Taxonomic breakdown of metagenomes using sourmash.
Starting from a blank Ubuntu 15.10 install, run:
sudo apt-get update && sudo apt-get -y install python3.5-dev \
python3-virtualenv python3-matplotlib python3-numpy g++ make
then create a new virtualenv, :
cd
python3.5 -m virtualenv env -p python3.5 --system-site-packages
. env/bin/activate
You'll need to install a few things, including a recent version of khmer:
pip install screed pytest PyYAML doit
pip install git+https://github.com/dib-lab/khmer.git
Next, grab the sbt_search branch of sourmash:
cd
git clone https://github.com/dib-lab/sourmash.git -b sbt_search
Build and install it:
cd sourmash && make install
Next, grab this repo:
cd
git clone https://github.com/dib-lab/2016-sourmash-tax.git
The sourtax.py
script will now be in
~/2016-sourmash-tax/pipeline/sourtax.py
. See the demo section below.
To prepare a database, you need to calculate sourmash signatures that
contain the k-mer cardinality of the source sequence.

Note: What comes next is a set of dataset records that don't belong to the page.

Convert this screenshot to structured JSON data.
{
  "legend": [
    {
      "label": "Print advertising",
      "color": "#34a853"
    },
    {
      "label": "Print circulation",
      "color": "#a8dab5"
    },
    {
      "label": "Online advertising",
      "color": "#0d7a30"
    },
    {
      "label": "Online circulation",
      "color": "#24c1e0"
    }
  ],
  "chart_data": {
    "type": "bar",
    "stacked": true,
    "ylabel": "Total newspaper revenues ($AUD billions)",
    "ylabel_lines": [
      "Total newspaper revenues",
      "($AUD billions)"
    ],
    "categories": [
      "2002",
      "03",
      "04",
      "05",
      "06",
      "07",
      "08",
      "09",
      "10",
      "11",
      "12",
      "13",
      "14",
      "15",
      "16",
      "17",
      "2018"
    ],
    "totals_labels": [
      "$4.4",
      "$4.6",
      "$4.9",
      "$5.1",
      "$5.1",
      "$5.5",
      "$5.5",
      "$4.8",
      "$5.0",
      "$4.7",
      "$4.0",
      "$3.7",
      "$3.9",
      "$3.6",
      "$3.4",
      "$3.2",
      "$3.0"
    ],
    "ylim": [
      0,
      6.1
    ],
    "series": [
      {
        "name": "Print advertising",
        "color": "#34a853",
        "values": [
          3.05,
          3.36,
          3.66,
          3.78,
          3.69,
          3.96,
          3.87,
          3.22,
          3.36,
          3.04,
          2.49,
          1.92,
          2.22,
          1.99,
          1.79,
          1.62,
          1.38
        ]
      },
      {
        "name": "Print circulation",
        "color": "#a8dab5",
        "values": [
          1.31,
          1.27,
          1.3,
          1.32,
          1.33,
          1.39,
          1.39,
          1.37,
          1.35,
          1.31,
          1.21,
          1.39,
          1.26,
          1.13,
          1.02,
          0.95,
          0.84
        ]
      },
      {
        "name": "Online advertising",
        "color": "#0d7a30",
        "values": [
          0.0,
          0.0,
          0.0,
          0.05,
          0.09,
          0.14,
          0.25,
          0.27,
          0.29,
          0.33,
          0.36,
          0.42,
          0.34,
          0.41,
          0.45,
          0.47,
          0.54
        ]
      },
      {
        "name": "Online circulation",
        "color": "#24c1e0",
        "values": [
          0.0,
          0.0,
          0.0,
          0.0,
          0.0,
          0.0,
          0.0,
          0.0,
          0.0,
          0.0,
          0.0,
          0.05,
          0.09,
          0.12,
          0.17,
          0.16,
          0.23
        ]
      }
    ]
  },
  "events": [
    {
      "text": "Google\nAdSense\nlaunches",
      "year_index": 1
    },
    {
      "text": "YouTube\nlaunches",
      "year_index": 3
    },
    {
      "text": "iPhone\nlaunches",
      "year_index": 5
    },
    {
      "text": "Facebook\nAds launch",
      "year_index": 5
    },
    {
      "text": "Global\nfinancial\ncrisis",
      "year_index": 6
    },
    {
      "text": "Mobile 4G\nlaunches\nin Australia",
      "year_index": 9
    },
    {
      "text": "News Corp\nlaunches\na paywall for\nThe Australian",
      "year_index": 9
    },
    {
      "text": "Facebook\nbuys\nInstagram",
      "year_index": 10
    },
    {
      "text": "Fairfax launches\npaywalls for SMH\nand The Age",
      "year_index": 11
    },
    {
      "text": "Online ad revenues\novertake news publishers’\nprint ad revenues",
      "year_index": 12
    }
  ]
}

This can be done
using the --with-cardinality
option:
sourmash compute --with-cardinality genome.fa
If you have a FASTA file containing a bunch of genomes, sourmash will
by default calculate a single signature for all of them; you can fix
this by using the --singleton
option:
sourmash compute --singleton --with-cardinality all-genomes.fa
Once you have the signatures calculated, you can build the database
(here named 'db') with sourmash sbt_index
:
sourmash sbt_index db *.sig
So, for example, to build a search database from the data/15genome.fa.gz
file included in this repo, do:
sourmash compute --singleton --with-cardinality data/15genome.fa.gz
sourmash sbt_index db 15genome.fa.gz.sig
First, create a database:
cd
mkdir demo
cd demo
sourmash compute --singleton --with-cardinality ~/2016-sourmash-tax/pipeline/data/15genome.fa.gz
sourmash sbt_index db 15genome.fa.gz.sig
Now, take an input sequence and break it down:
cp ~/2016-sourmash-tax/pipeline/data/*.fa.gz .
A single genome:
~/2016-sourmash-tax/pipeline/sourtax.py db acido.fa.gz -o acido
A fake metagenome:
~/2016-sourmash-tax/pipeline/sourtax.py db 15genome.fa.gz -o 15genome
Main point: if you are inputting FASTQ, the input sequences need to be
error trimmed (e.g. with trim-low-abund.py
).
Also note that currently abundance is not taken into account, and the output is weighted by size of genome (which is easily corrected for).